Iwok menilai informasi mengenai dugaan relasi kekerabatan antara penyedia jasa jaringan internet dengan pimpinan perangkat daerah semestinya menjadi dasar evaluasi etik yang dilakukan secara transparan. Menurutnya, dalam prinsip tata kelola pemerintahan yang baik, potensi konflik kepentingan sudah cukup untuk mendorong pejabat publik memberikan penjelasan terbuka, tanpa harus menunggu putusan hukum.
Ia juga menyoroti respons yang muncul yang dinilainya hanya berupa bantahan singkat, bahkan disertai candaan. Sikap tersebut, kata Iwok, berisiko mereduksi substansi persoalan dan tidak sejalan dengan upaya membangun kepercayaan publik terhadap birokrasi.
Isu ini, lanjut Iwok, semakin serius setelah mencuat dugaan adanya aliran setoran puluhan juta rupiah kepada oknum pejabat yang disebut berasal dari belanja jasa jaringan internet tersebut. “Jika dugaan itu terbukti, maka praktik tersebut tidak lagi sekadar kelalaian administratif, melainkan berpotensi mengarah pada penyalahgunaan anggaran dan kewenangan,” ujar Iwok kepada wartawan, Selasa, 27 Januari 2026.
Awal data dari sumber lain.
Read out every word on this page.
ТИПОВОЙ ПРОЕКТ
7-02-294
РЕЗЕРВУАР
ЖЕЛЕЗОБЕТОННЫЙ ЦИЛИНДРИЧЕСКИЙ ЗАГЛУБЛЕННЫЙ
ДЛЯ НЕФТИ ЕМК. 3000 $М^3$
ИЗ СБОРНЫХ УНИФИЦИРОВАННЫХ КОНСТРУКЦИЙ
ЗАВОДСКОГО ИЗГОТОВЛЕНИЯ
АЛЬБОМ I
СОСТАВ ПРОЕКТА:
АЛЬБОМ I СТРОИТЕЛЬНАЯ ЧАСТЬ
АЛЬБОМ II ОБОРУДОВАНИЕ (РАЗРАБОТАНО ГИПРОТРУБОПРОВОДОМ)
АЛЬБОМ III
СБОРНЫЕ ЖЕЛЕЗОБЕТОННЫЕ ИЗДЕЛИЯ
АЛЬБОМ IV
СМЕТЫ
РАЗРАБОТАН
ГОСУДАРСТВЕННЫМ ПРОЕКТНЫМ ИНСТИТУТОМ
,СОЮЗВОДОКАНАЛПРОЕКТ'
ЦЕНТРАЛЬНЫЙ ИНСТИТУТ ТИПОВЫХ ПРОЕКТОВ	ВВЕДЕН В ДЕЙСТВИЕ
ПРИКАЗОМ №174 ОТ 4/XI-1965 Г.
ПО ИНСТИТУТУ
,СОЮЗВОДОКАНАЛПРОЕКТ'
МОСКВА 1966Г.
Iwok menilai dalih bahwa pengadaan dilakukan melalui e-katalog dan telah sesuai mekanisme formal tidak cukup untuk menjawab kekhawatiran publik. Ia menegaskan, praktik koruptif kerap berlindung di balik prosedur yang secara administratif tampak sah. “Legalitas administratif tanpa integritas hanya akan menjadi selubung bagi kolusi yang dilembagakan,” katanya.
PEMANTIK mendorong agar persoalan ini tidak berhenti pada bantahan sepihak. Iwok meminta sejumlah langkah dilakukan, antara lain audit investigatif menyeluruh oleh Inspektorat dan Aparat Pengawasan Intern Pemerintah (APIP), penelusuran potensi konflik kepentingan oleh BPK Perwakilan Jawa Barat, serta respons proaktif aparat penegak hukum untuk memastikan tidak adanya praktik setoran, fee proyek, maupun pengondisian penyedia.
Menurutnya, tanpa klarifikasi terbuka dan pemeriksaan independen, publik berpotensi menilai Pemerintah Kota Tasikmalaya belum sepenuhnya keluar dari bayang-bayang politik anggaran dan patronase birokrasi. “Uang rakyat bukan alat kompromi kekuasaan. Pemerintahan yang bersih tidak diukur dari seberapa cepat membantah, tetapi dari seberapa berani membuka diri untuk diuji,” pungkasnya.